One of the ways the SCA addresses this issue is through its weekday practices in the park. “People see us out there with our swords and armor. They either think it’s cool, or they think it’s stupid. Either way, it’s good exposure,” pointed out His Majesty the King.
Being visible, though, can have its pluses and minuses. “In the late ’80s and early ’90s, we a had kung-fu guy who would come out in his robe, run around and try to fight every one. It was funny, I guess, but you know, we’ll always have our hecklers.”
A Call To Arms
Back at Arabian Nights, the herald summoned all SCAdians to the showdown. Little kids dueling with foam swords stopped beating on each other and turned to watch as their dads raised up battle-axes, spears and broadswords. Standing on either side of a dusty field, two groups of roughly 10 or so fighters began marching toward each other. Almost as though plucked from a scene in Braveheart, the two forces clashed into each other with tremendous force. Shouts and cheers could be heard from the crowd as swords and spears collided, and “wounded” men dropped to the ground in a lifeless heap.
The heavy fighters are the rock stars of this society. Their battles are recorded and joked about. Sometimes these tales are elevated to the status of SCA legend. One of the most talked about battles is the SCA’s premiere event called the Pennsic War. Every July, in Slippery Rock, Penn., more than 10,000 SCAdians from all over the world descend upon the small town for a two-week full-scale war (or party) usually involving archers, catapults and even castles.
However, during small gatherings like Arabian Nights, it’s more about hand-to-hand combat. At this event, the fighters act out different scenarios such as last man standing and capture the flag. After wailing on each other for a few minutes, the men stop, take off their helmets, pat each other on the back and laugh about what just went down. The ladies run up and offer their men pickles and oranges (a SCA tradition). After a short huddle, the helmets go back on, and the fighting resumes until everyone’s too whipped to continue. In the end, there’s no definitive winner or loser. In fact, fighters often switch sides because, to them, it’s not about the victory, it’s about the experience.

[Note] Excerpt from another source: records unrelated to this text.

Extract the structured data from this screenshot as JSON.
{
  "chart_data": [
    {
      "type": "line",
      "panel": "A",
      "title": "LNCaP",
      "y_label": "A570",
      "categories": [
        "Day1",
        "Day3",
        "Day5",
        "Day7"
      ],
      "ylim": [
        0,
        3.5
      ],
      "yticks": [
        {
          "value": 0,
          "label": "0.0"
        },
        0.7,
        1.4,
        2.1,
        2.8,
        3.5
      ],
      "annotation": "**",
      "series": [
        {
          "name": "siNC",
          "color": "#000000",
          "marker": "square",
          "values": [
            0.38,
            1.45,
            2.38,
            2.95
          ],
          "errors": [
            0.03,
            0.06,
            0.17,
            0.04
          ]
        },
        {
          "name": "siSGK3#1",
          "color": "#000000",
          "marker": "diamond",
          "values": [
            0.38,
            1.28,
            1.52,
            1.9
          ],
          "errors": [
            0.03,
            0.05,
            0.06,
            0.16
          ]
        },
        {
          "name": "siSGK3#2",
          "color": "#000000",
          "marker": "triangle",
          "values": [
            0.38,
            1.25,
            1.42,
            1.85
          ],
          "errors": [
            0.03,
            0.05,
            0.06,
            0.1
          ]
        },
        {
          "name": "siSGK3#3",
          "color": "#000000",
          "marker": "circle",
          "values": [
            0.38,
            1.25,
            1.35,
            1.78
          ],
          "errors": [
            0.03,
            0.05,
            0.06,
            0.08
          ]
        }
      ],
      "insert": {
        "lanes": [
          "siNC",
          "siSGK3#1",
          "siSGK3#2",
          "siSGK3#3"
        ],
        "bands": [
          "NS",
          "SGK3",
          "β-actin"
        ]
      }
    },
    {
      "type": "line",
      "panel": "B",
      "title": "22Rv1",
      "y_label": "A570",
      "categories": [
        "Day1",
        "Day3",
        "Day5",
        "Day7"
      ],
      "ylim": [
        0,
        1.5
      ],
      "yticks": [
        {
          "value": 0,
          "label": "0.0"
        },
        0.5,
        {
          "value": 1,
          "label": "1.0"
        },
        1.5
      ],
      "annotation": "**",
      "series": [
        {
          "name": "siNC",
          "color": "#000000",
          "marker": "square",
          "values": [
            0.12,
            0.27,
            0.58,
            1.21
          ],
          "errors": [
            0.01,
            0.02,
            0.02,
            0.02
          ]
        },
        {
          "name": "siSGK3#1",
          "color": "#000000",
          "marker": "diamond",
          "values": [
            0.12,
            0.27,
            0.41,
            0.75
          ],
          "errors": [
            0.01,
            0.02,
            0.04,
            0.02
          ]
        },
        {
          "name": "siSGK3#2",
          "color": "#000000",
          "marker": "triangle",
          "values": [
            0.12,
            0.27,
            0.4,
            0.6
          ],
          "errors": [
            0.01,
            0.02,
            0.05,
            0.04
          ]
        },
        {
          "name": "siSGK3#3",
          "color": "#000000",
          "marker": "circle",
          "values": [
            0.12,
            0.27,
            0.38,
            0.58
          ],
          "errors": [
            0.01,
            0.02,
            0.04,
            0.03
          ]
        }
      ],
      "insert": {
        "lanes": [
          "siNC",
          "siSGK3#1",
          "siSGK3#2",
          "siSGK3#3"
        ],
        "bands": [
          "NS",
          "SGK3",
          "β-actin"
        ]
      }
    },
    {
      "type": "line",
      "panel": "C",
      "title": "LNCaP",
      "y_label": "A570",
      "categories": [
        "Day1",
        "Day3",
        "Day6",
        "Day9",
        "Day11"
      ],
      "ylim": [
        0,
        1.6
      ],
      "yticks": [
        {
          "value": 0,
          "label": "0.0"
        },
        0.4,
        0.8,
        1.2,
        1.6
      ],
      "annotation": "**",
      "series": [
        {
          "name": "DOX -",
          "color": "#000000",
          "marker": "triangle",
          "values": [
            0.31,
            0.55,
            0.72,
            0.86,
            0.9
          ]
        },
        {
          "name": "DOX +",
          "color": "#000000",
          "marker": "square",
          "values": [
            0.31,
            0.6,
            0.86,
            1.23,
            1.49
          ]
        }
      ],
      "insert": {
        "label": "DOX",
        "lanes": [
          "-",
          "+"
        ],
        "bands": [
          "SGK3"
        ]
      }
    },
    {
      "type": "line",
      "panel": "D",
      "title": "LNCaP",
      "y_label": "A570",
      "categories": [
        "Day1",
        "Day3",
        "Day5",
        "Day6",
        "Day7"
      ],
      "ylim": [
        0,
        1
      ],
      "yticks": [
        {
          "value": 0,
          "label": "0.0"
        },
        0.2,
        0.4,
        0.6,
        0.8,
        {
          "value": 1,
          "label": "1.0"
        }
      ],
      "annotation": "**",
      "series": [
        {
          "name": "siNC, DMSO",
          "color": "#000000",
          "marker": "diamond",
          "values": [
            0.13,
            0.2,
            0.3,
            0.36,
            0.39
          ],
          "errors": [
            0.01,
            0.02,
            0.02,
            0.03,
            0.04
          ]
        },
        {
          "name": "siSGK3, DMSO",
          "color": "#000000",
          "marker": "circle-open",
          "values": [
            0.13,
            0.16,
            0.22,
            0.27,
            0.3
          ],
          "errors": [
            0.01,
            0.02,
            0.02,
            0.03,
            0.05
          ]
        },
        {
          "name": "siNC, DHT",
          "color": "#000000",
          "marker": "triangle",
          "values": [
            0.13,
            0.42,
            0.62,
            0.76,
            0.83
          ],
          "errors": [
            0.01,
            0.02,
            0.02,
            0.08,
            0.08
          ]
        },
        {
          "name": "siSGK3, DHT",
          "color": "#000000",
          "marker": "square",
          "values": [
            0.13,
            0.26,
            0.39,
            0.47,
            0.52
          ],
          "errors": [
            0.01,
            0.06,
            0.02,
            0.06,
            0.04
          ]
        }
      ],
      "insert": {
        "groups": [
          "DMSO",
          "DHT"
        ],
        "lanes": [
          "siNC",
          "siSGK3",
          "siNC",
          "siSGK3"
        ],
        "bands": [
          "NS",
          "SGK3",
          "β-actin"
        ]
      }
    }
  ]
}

That evening, as the sun dipped behind the cliffs, the village became a place of celebration and reflection. Campfires popped up, each with a different feel. Some were entertained by bards while men puffed on pipes and women and children listened to ancient stories and poems. Others were circled by belly dancers while food and drink were passed to those in attendance.
As violent as the SCA may seem at the surface, the true identity of this society can be found in these nightly gatherings. The family atmosphere is calm and respectful. People from all walks of life sit around a campfire, oblivious of their troubles in the mundane world.
Looking into the fire as the bards told their tales, Salt Lake City seemed farther away than ever. No one was thinking about the drive home.